Eventually I dropped the second half of that statement. That is the part that is untrue. The first part, however, that God is really big and can do anything is absolutely true. It was through prosperity teaching that I learned that God was big and can do anything.

What do we learn from this?

Some might take this and say, “see prosperity teachers aren’t all bad! We ought to thank God for them.” I partially agree. I agree that in as much as they do faithfully proclaim Christ I’m grateful that the gospel is preached. I also don’t believe they are all bad. Some of them have really nice hair, probably love their mothers, can teach really well, might even be good leaders, and stand for many biblical principles.

Yet, I still believe they are deadly. Satan parades around as an angel of light and so do many of these false teachers. Rather than thanking them for preaching a half truth I believe the lesson here is that we ought to thank God for being powerful enough to shine the light of Christ through substantial error. His Spirit is powerful enough to bring us through even the most shoddy of teaching.

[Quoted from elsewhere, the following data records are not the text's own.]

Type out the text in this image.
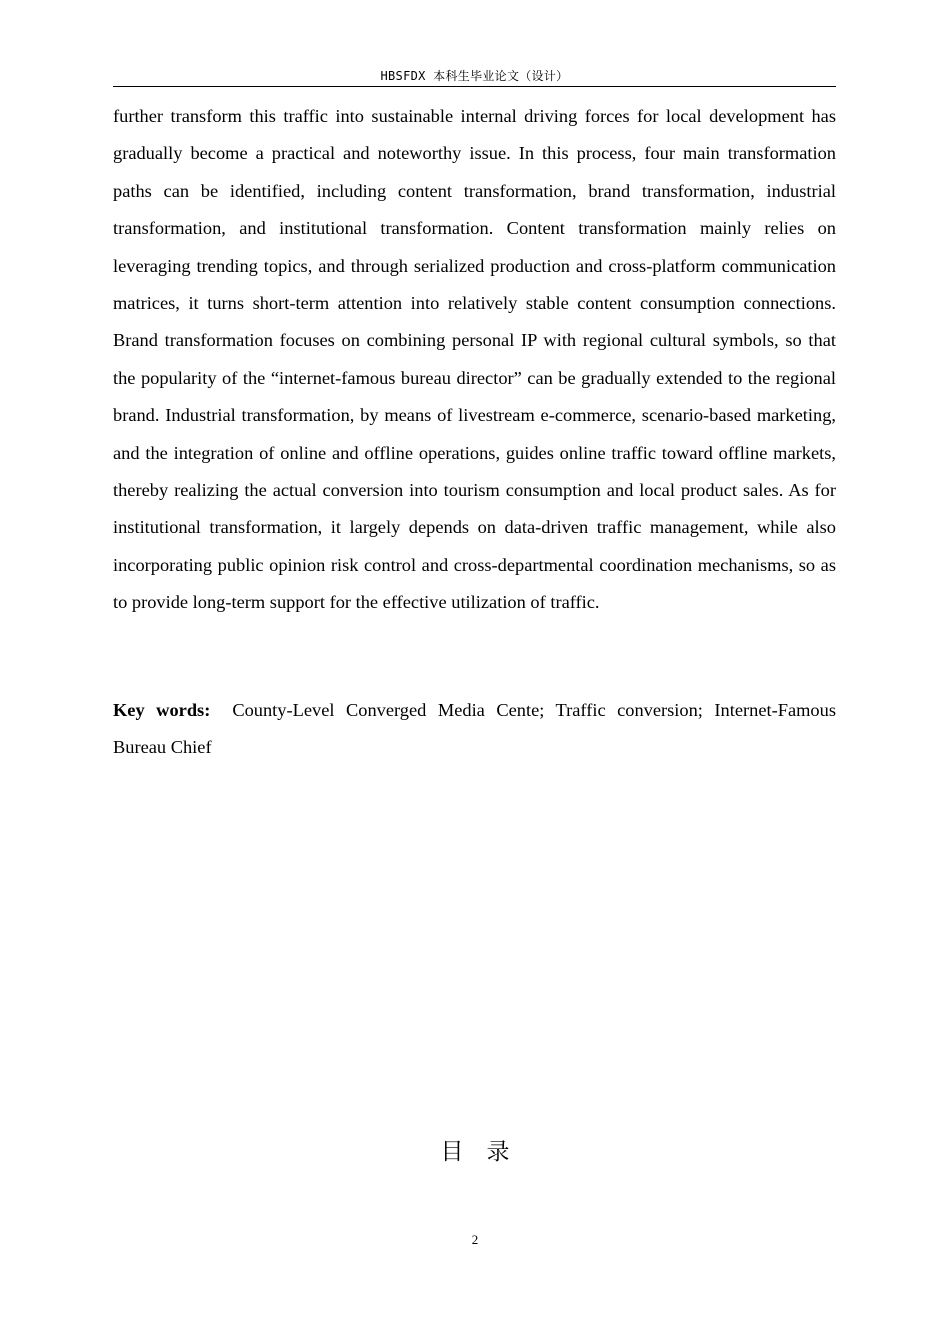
HBSFDX 本科生毕业论文（设计）

further transform this traffic into sustainable internal driving forces for local development has gradually become a practical and noteworthy issue. In this process, four main transformation paths can be identified, including content transformation, brand transformation, industrial transformation, and institutional transformation. Content transformation mainly relies on leveraging trending topics, and through serialized production and cross-platform communication matrices, it turns short-term attention into relatively stable content consumption connections. Brand transformation focuses on combining personal IP with regional cultural symbols, so that the popularity of the “internet-famous bureau director” can be gradually extended to the regional brand. Industrial transformation, by means of livestream e-commerce, scenario-based marketing, and the integration of online and offline operations, guides online traffic toward offline markets, thereby realizing the actual conversion into tourism consumption and local product sales. As for institutional transformation, it largely depends on data-driven traffic management, while also incorporating public opinion risk control and cross-departmental coordination mechanisms, so as to provide long-term support for the effective utilization of traffic.

Key words: County-Level Converged Media Cente; Traffic conversion; Internet-Famous Bureau Chief

目　录
2
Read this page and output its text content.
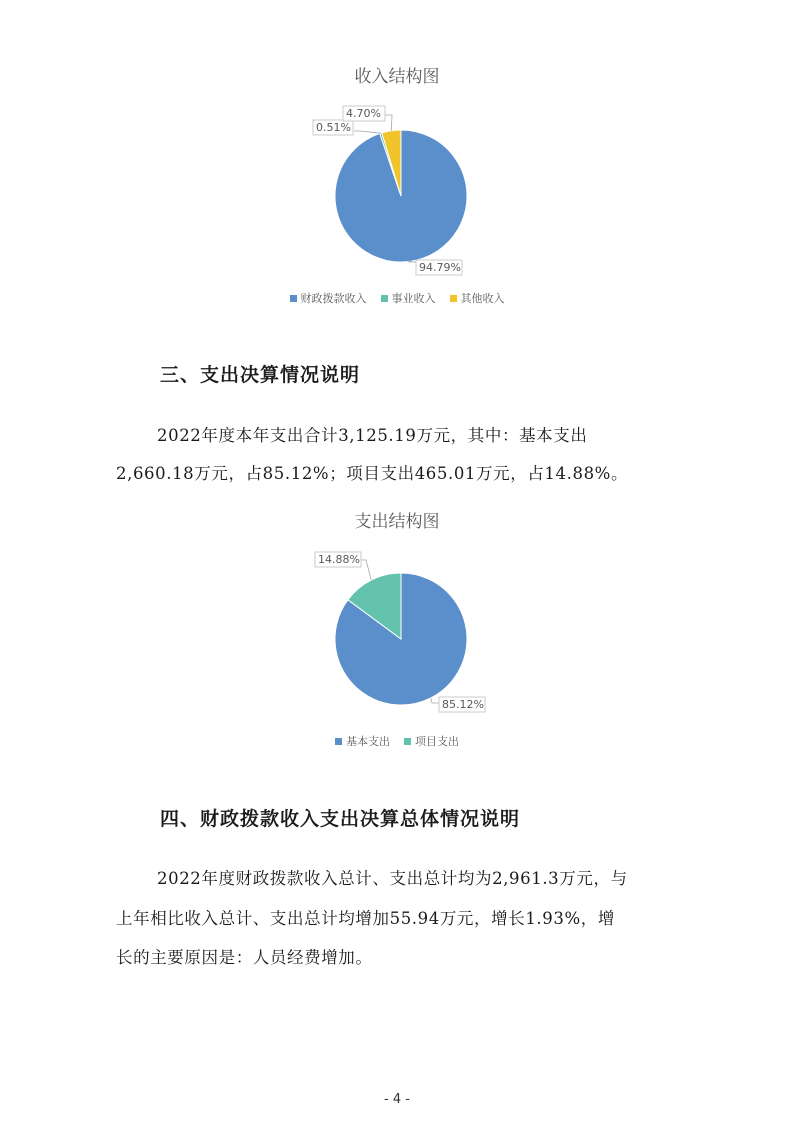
收入结构图
94.79%
0.51%
4.70%
财政拨款收入 事业收入 其他收入
三、支出决算情况说明
2022年度本年支出合计3,125.19万元，其中：基本支出
2,660.18万元，占85.12%；项目支出465.01万元，占14.88%。
支出结构图
85.12%
14.88%
基本支出 项目支出
四、财政拨款收入支出决算总体情况说明
2022年度财政拨款收入总计、支出总计均为2,961.3万元，与
上年相比收入总计、支出总计均增加55.94万元，增长1.93%，增
长的主要原因是：人员经费增加。
- 4 -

That’s comforting for teachers too. I want to be as faithful as I possibly can in presenting the gospel. But I also know that the tongue is a fire and I’m not totally redeemed in either my theology or my heart. I agree with Craig Blomberg, “sooner or later every teacher will do damage.” That’s heart wrenching. But it’s also good to know that the Lord leads people through our errors. God can speak through donkeys, and that means He can probably speak through me.

It is also encouraging to know that God can use everything—even a season sitting under rotten teaching for His glory and our good. I’m glad that the false god of the prosperity teachers is subservient to Almighty God that can use anything to serve His sovereign purpose.

May we press on in being faithful teachers and thank God that He is more than able to bring us into full maturity.

One Comment

  1. I think one of the reasons Satan wraps his lies in partial truths (aside from making the lie more palatable) is the hope that those who reject the lie will also reject the truth it’s wrapped in. Alas, sometimes he’s successful at it. If your eyes are focused primarily on the lies and on avoiding them, chances are you’ll end up falling for this. Focus your eyes primarily on Jesus and His truth, though, and you’re much less likely to be robbed like this.